Но, может быть, не все в полной мере от нее зависело. В детстве Зоя перенесла полиомиелит, сделавший ее на всю жизнь хромоножкой (прихрамывала она несильно, но заметно) и, что много хуже, гадким утенком без каких-либо перспектив превращения в белого лебедя. Удачливые и окруженные поклонниками красавицы-сестры жалели бедную Зоеньку, и она, вдобавок, была самой маленькой, обреченной завидовать и слушаться. В результате выработался, вероятно, в порядке защиты, чрезвычайно своеобразный характер – по внешности инфантильный и суетливый, а в глубине, возможно, непритязательный, смиренный и жертвенный.

Почти до тридцати пяти лет прожила Зоя старой девой – не свободной незамужней женщиной, а именно хрестоматийной старой девой – и шансов на семейную жизнь у нее после войны вообще практически не стало. Так бы и умерла она, озлобившись, быть может, под конец жизни, если бы к ней ради ленинградской прописки не присватался уроженец города Владимира Сергей. Зоя с радостью вышла замуж, потому что хотела детей – и в пятидесятом году родила сына, названного Кириллом, вероятно, в честь умершей за три года до этого сестры Киры. Мальчика так и звали дома – Кира. Это с ним я оказалась впоследствии запертой в квартире с тетей Валей в ту памятную ночь ее безумия, это его она чуть не огрела чугунным утюгом по затылку, что было бы для него гораздо лучше той участи, которой он подверг себя три с половиной года спустя…
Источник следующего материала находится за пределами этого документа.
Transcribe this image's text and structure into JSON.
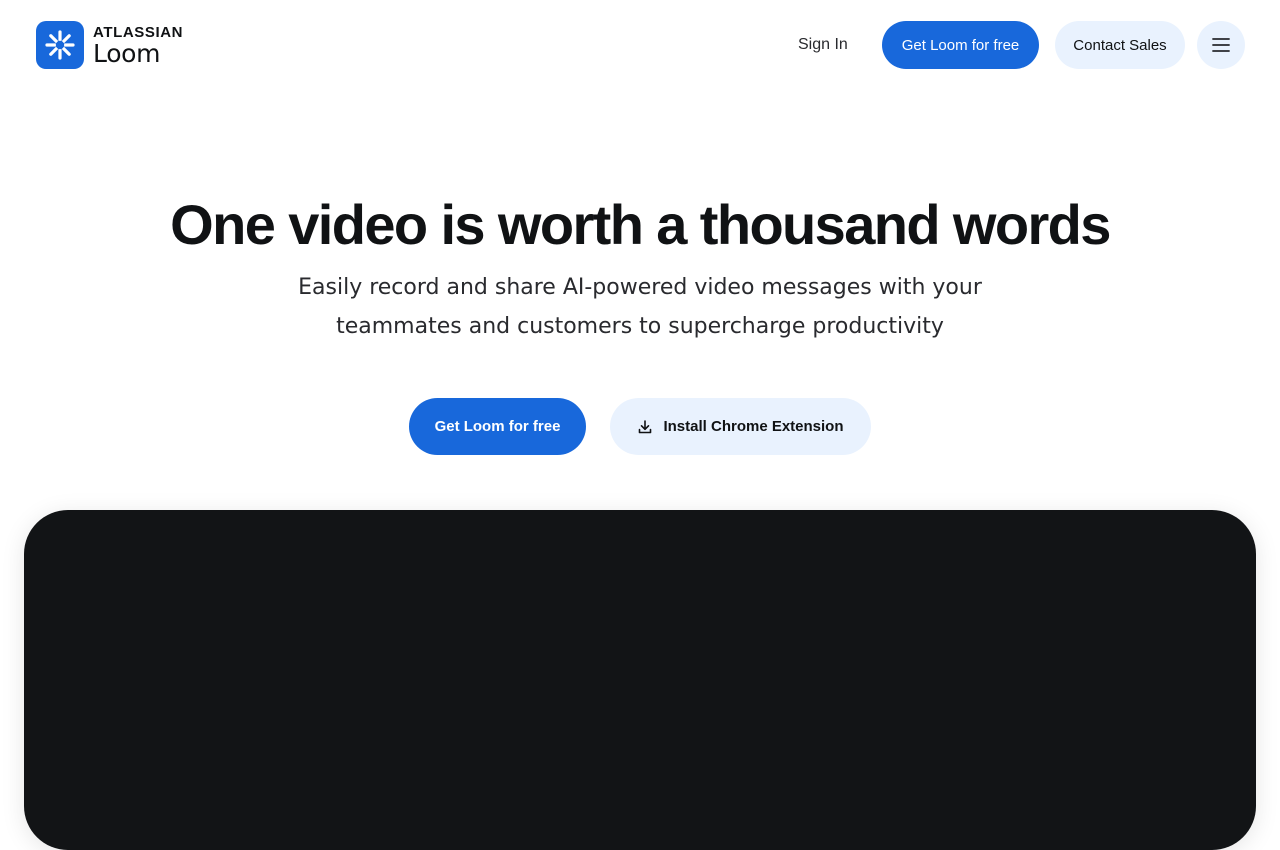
{
  "header": {
    "brand": {
      "top": "ATLASSIAN",
      "bottom": "Loom",
      "icon": "loom-logo-icon"
    },
    "signin_label": "Sign In",
    "cta_label": "Get Loom for free",
    "contact_label": "Contact Sales",
    "menu_icon": "hamburger-menu-icon"
  },
  "hero": {
    "title": "One video is worth a thousand words",
    "subtitle_line1": "Easily record and share AI-powered video messages with your",
    "subtitle_line2": "teammates and customers to supercharge productivity",
    "cta_label": "Get Loom for free",
    "extension_label": "Install Chrome Extension",
    "extension_icon": "download-icon"
  },
  "colors": {
    "brand_blue": "#1868db",
    "light_blue": "#e9f2fe",
    "text_dark": "#101214",
    "video_bg": "#121416"
  }
}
С мужем и сыном было Зое трудно. Первый ее не любил. Сергей почти не разговаривал с женой, никакой ласки ей не оказывал, жил своей собственной, весьма скучной, на мой взгляд, жизнью, в которую никого не посвящал, был известным коллекционером значков – и именно на любимую коллекцию, а не любимую женщину бестрепетно тратил большую часть своего заработка. Жене на хозяйство он выделял твердую незначительную сумму, раз и навсегда им определенную и не менявшуюся никогда, ничуть не зависевшую от его все возраставшего заработка. Она не роптала, сделав центром мироздания сына Кирочку – мальчика сложного, талантливого, самолюбивого, но склонного к истерии, никаких ограничений не терпевшего. Мать его избаловала. Ее отношение к сыну оказалось ярчайшей иллюстрацией материнского слепого фанатизма – ибо это чувство любовью не называется. О, Кирочка! Ему не просто разрешалось походя хамить матери, но его за это даже не ругали, потому что у него «хрупкое здоровье» и «слабые нервы». Его эгоизм стал притчей в нашей семье, и даже я, примерно пяти лет отроду, была однажды свидетельницей вопиющей, врезавшейся в память ситуации. Молодой еще Кирилл собирался на свидание и очень нервничал. Желая побаловать сына чайком перед ответственным походом, тетя Зоя поспешала с кипящим чайником из кухни в комнату – и, хроменькая, оступилась в коридоре и упала… Она обварилась. Это было страшно. Все забегали, стали вызывать «скорую»… И тут хлопнула входная дверь. Ее двадцатилетний сын, как ни в чем не бывало, под шумок отбыл на свое неотложное свидание… Женился он раз пять – и всегда неудачно, детей у него тоже родилось несколько, от разных жен, но все они, увы, не наследники нашего рода, а наследники материнских родо́в. Это справедливо: ведь после развода дитя остается с матерью, и, если отец никакого участия в воспитании ребенка не принимает, то он как бы утрачивает право навязывать ему свой род, а мать, наоборот, это право приобретает. Так и мой сын воспитывается на моих корнях, ровно ничего не зная о предках собственного отца – без какого либо насилия с моей стороны: просто так выходит по справедливости…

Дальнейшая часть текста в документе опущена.